# Most SCFM with 110/120 V



## UTDIY (Dec 22, 2019)

Hi, I would like to get a sand blasting cabinet. Eastwood has a cabinet that could run on 7.0 SCFM at 90 PSI. I do not have a 240 V power supply in my garage. Is there a compressor that can produce 7.0 SCFMs from a 110/120 power supply? 
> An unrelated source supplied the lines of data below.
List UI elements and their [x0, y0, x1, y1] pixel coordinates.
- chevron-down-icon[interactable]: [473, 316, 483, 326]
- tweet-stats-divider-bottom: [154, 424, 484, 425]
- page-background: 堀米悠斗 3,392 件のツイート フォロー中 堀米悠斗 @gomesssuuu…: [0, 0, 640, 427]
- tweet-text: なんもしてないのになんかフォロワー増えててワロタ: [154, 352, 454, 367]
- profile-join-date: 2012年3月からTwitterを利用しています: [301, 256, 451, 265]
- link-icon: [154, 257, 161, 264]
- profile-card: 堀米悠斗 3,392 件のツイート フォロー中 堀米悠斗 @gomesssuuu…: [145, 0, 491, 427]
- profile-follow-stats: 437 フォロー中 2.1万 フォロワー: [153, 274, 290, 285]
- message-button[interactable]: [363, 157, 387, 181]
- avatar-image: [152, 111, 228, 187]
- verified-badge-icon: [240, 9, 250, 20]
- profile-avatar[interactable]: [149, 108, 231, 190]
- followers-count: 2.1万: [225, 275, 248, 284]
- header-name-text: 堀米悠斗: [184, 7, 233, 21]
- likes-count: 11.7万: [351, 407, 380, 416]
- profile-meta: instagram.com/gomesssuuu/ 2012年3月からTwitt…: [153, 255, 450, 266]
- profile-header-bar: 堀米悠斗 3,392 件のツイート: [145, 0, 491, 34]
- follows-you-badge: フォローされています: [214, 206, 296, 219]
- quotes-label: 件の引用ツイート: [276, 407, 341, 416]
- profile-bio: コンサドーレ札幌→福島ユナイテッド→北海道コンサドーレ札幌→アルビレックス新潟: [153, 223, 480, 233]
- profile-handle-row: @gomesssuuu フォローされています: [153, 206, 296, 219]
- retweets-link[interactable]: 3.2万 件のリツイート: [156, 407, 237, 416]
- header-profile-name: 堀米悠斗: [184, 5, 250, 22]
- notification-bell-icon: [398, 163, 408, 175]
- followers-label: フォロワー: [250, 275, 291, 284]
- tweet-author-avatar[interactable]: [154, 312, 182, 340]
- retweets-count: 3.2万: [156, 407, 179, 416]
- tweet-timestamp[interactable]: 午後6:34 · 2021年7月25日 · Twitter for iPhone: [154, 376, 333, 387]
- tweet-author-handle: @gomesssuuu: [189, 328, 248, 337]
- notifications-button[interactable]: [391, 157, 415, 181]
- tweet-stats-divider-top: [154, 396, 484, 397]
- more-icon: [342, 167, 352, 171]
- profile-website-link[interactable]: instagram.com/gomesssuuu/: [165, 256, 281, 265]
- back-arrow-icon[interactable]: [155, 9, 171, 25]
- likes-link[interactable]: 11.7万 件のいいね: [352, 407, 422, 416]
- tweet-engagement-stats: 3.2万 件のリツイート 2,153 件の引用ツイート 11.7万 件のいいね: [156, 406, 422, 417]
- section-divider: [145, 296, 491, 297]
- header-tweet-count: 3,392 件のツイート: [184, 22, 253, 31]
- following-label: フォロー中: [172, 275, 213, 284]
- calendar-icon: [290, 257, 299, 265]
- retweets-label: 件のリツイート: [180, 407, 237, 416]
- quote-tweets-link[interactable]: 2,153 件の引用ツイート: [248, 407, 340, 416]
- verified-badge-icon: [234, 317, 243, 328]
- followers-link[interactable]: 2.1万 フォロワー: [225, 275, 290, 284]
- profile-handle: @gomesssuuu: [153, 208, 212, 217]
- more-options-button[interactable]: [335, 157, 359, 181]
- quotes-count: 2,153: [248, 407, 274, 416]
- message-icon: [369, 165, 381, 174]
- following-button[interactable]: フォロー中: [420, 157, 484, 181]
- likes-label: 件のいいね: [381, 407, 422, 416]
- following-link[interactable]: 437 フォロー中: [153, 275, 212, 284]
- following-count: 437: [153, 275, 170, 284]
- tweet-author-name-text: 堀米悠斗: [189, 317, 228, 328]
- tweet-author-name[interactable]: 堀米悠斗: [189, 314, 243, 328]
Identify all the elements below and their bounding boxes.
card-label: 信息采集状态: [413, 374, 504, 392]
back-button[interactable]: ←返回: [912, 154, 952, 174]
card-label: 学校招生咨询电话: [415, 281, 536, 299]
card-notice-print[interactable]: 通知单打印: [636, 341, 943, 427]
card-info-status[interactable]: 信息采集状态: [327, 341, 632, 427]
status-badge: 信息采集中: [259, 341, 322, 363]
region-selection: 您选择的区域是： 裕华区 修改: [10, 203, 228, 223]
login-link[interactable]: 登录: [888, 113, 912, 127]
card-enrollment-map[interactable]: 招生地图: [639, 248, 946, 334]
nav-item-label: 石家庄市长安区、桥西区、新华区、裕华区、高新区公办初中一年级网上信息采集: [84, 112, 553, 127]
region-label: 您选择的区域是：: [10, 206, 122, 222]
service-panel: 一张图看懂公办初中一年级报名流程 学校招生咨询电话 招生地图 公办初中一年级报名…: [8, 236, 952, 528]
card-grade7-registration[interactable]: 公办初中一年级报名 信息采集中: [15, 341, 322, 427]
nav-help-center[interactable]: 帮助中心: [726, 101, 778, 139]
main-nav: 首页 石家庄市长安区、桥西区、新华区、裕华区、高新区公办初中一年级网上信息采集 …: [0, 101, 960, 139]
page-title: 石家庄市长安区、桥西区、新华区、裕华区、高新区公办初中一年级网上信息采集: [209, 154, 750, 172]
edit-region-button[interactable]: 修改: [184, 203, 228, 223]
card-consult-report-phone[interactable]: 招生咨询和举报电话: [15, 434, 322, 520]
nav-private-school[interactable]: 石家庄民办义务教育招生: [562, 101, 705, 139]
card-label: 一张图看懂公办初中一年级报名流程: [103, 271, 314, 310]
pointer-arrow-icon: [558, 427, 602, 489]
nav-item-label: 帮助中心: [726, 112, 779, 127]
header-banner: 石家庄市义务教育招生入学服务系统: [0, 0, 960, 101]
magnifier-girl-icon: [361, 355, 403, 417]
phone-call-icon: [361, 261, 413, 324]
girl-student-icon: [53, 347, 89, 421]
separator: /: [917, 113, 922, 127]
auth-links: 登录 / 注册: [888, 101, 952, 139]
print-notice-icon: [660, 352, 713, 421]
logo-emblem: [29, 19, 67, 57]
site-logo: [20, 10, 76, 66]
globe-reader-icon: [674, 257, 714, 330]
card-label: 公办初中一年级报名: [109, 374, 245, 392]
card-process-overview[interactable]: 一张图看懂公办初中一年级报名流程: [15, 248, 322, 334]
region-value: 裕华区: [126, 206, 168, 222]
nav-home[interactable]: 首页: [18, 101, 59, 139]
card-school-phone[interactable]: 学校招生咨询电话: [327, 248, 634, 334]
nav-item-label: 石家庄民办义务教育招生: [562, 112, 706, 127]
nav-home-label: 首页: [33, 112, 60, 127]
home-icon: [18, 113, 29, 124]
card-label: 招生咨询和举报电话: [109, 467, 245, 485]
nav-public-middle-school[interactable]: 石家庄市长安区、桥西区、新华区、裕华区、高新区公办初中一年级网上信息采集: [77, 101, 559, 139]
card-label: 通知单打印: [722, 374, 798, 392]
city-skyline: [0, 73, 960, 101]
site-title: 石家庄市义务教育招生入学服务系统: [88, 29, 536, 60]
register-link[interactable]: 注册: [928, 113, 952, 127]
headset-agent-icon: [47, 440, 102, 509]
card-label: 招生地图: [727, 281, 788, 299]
What would happen if I try to run a sand blasting cabinet with 5.1 SCFM that needs 7.0 SCFMs? 

Thanks!


----------



## stevon (Mar 5, 2019)

UTDIY said:


> Hi, I would like to get a sand blasting cabinet. Eastwood has a cabinet that could run on 7.0 SCFM at 90 PSI. I do not have a 240 V power supply in my garage. Is there a compressor that can produce 7.0 SCFMs from a 110/120 power supply?
> 
> What would happen if I try to run a sand blasting cabinet with 5.1 SCFM that needs 7.0 SCFMs?
> 
> Thanks!


UTDIY;68270,

What will happen is air pressure will drop steadily until you have unusable air pressure, water will come out of the airline and compressor will never stop running until it overheats and/or circuit breaker eventually trips. 
Are you sure there is no 240 volt from the pole or just the run to your garage is a 120v run? What ever it takes to get 240 to your garage and a bigger compressor may be unavoidable expenses. Sounds like you do a serious amount of projects.
How much sand blasting do you need to do? Is this going to be a continuing hobby? Do you plan to use a lot of air tools in the future? A trip to your local powder coating shop could meet your needs.
To meet my needs I have a 5HP 2 stage compressor and run 10 gauge wire on a 30 amp [email protected] 240volt. It just barely runs my 8" dual action sander, air tools waste a lot of energy!

Stephen


----------



## stevon (Mar 5, 2019)

UTDIY;68270,

Warning! consult an electrician or other qualified professional first.
Converting a 120 volt run to 240 volts is not that hard as long as nothing else is attached to that circuit e.g.lights, fan, daisy chained outlets, etc. All that is needed is a 2 pole breaker rated for the gauge wire there and an outlet change. 
At my previously rented house, got permission from the owner to run a 3 wire + ground, 10 gauge wire. In garage installed a sub panel to get the 240 and 120 volt needed. sub panel had 4 breaker slots. Wired red and black as "hots" from 30A dual pole breaker in the house, white was my neutral and bare copper was the ground. Black to red= 240 volt, black or red to white= 120 volt through appropriate sub panel breakers of course. 

Stephen


----------



## UTDIY (Dec 22, 2019)

Thank you so much for your reply and information!


----------



## stevon (Mar 5, 2019)

*No problem*

UTDIY,

No problem, let the forum know if you have any other questions. Sounds like you could barely get by with a real 3HP compressor with a 30 gallon tank. This translates to 32 amps at 120 volts! Even a 3HP/ 30 gal could only be used for an hour or 2 before it overheated with the water problems as well. A 3.7hp 2 stage, 60+ gallon tank would give time for compressor to cool down in between filling cycles, it would run cooler, last longer and produce less water. Lowes has a 2 stage compressor that would be perfect for almost any home shop.
https://www.lowes.com/pd/Kobalt-60-Gallon-Two-Stage-Electric-Vertical-Air-Compressor/1000542193. it draws max 16.2 [email protected] volt
This requires 12 gauge wire, 20 amp dual pole breaker, 240 volt outlet and cord or directly wiring. 


Stephen



UTDIY said:


> Thank you so much for your reply and information!


----------